Ministerie van Binnenlandse Zaken en Koninkrijksrelaties



Brief aan de Tweede Kamer: nadere informatie m.b.t. uitzending Netwerk 4 mei

13 mei 2005

Tijdens en na de uitzending van Netwerk op 4 mei jl. zijn vragen gerezen over de kennis van de AIVD voorafgaand aan de inval van de politie in het pand aan de Antheunisstraat te Den Haag op 10 november 2004. Met deze brief wil ik hier, mede namens de minister van Justitie, nader op ingaan. Operationele details kan ik om voor zich sprekende redenen niet aan de openbaarheid prijs geven; ik zal dan ook in een gelijktijdig verzonden brief aan de commissie voor de Inlichtingen- en Veiligheidsdiensten nader ingaan op deze details.

De Netwerk-uitzending geeft een interpretatie van het betoog dat door de zaaksofficieren van justitie is gehouden op een pro-formazitting in de rechtszaak tegen de verdachten uit de Hofstadgroep. Dat deze interpretatie door het Openbaar Ministerie zelf niet wordt gedeeld, mag blijken uit de persverklaring die het Landelijk Parket nog voor de uitzending aan de redactie van Netwerk heeft gestuurd, waarvan geen gebruik is gemaakt. Deze verklaring voeg ik voor de volledigheid bij. (red: zie download in de rechterzijbalk van deze pagina)

Vooreerst past de opmerking dat er een wezenlijk verschil bestaat tussen inlichtingenwerk en bewijsvoering achteraf in strafzaken, zoals ook gereleveerd in antwoorden op vragen van de heer Van Heemst (PvdA) van 3 mei jl. over `mogelijke tegenstrijdige verklaringen door de AIVD inzake de door de informant verstrekte informatie over het voornemen van moordaanslag' (TK 2004-2005, nr. 1617). Het openbaar ministerie treedt op als er aanleiding is om te veronderstellen dat er sprake is van een strafbaar feit. Daarbij is de blik gericht op het verleden: vanuit de hypothese dat er sprake is van een strafbaar feit wordt in het verleden gezocht naar materiaal waarmee dat strafbare feit kan worden bewezen. De AIVD daarentegen probeert vast te stellen of er sprake is van mogelijke toekomstige dreigingen voor de nationale veiligheid. Het is onjuist om de conclusies uit strafrechtelijk onderzoek zonder meer te stellen naast conclusies van de AIVD.

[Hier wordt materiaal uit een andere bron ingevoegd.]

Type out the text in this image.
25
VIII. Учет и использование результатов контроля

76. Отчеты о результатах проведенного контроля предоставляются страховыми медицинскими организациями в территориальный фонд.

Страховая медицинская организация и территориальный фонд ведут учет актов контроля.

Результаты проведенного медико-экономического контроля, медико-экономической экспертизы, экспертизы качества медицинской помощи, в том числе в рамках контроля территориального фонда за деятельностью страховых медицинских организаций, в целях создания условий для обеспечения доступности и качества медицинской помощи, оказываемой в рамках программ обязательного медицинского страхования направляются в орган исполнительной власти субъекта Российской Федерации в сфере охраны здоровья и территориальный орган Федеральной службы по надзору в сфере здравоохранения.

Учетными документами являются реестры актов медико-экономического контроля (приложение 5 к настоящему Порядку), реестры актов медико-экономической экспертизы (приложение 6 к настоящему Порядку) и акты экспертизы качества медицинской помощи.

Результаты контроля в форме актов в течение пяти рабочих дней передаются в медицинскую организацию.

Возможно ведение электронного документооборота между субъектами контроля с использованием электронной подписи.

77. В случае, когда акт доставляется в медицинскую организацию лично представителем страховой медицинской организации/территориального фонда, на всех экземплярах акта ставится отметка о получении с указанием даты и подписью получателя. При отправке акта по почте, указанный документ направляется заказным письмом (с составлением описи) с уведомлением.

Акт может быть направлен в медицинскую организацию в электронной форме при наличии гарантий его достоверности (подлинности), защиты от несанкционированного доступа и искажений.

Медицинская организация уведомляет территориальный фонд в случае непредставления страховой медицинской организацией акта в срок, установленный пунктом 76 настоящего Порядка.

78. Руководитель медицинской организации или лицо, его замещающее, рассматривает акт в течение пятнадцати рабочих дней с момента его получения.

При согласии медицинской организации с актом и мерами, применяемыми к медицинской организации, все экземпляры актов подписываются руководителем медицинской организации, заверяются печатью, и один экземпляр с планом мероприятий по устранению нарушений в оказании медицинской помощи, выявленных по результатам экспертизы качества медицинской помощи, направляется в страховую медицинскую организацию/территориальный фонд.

De inspanningen van de AIVD in het kader van terrorismebestrijding zijn gericht op het voorkomen van aanslagen en bij eventuele signalen daarvan het informeren van de geëigende instanties (Openbaar Ministerie en Nationale Recherche). Deze inspanningen hebben er onder meer in geresulteerd dat in de dagen na de moord op de heer Van Gogh ambtsberichten zijn uitgebracht op basis waarvan veel bekende leden van de Hofstadgroep op een later moment zijn aangehouden. Het is inmiddels algemeen bekend dat de AIVD kon beschikken over informatie uit bijzondere inlichtingenmiddelen met betrekking tot het pand in de Antheunisstraat in Den Haag. Op 8 november 2004 nam de AIVD activiteiten waar in dit pand die voerden tot de conclusie dat ingrijpen was geboden. Op 9 november heeft de AIVD onder meer de dreiging die uitging van de in het pand in de Antheunisstraat aanwezige personen toegelicht aan en besproken met de Nationale Recherche en de Landelijk Officier van Justitie voor terrorismebestrijding (LOvJ). Bij deze vergadering kondigde de AIVD aan dat er nog diezelfde middag een ambtsbericht uitgebracht zou worden. Dit is in aansluiting op eerdere ambtsberichten ook gebeurd. De AIVD heeft op 9 november aan de Nationale Recherche tevens mondeling aangegeven dat, gelet op de inhoud van bovenstaande ambtsberichten en tegen de achtergrond van een mogelijke inval, alertheid op zijn plaats was in verband met de mogelijke aanwezigheid van en bereidheid tot gebruik van (vuur-)wapens. Daarbij zijn uitdrukkingen gebruikt als vastberaden, vuurwapengevaarlijk en contacten met Mohammed B. Deze duiding is door de zaaksofficier van Justitie van het Landelijk Parket ook gedeeld met de operationele diensten van het regionaal politiekorps Haaglanden. In de aanloop naar de inval in de nacht van de 10e november heeft de Nationale Recherche aan de AIVD gevraagd of de dienst bekend was met eventuele explosieven in het pand. De AIVD heeft toen aangegeven hiermee niet bekend te zijn.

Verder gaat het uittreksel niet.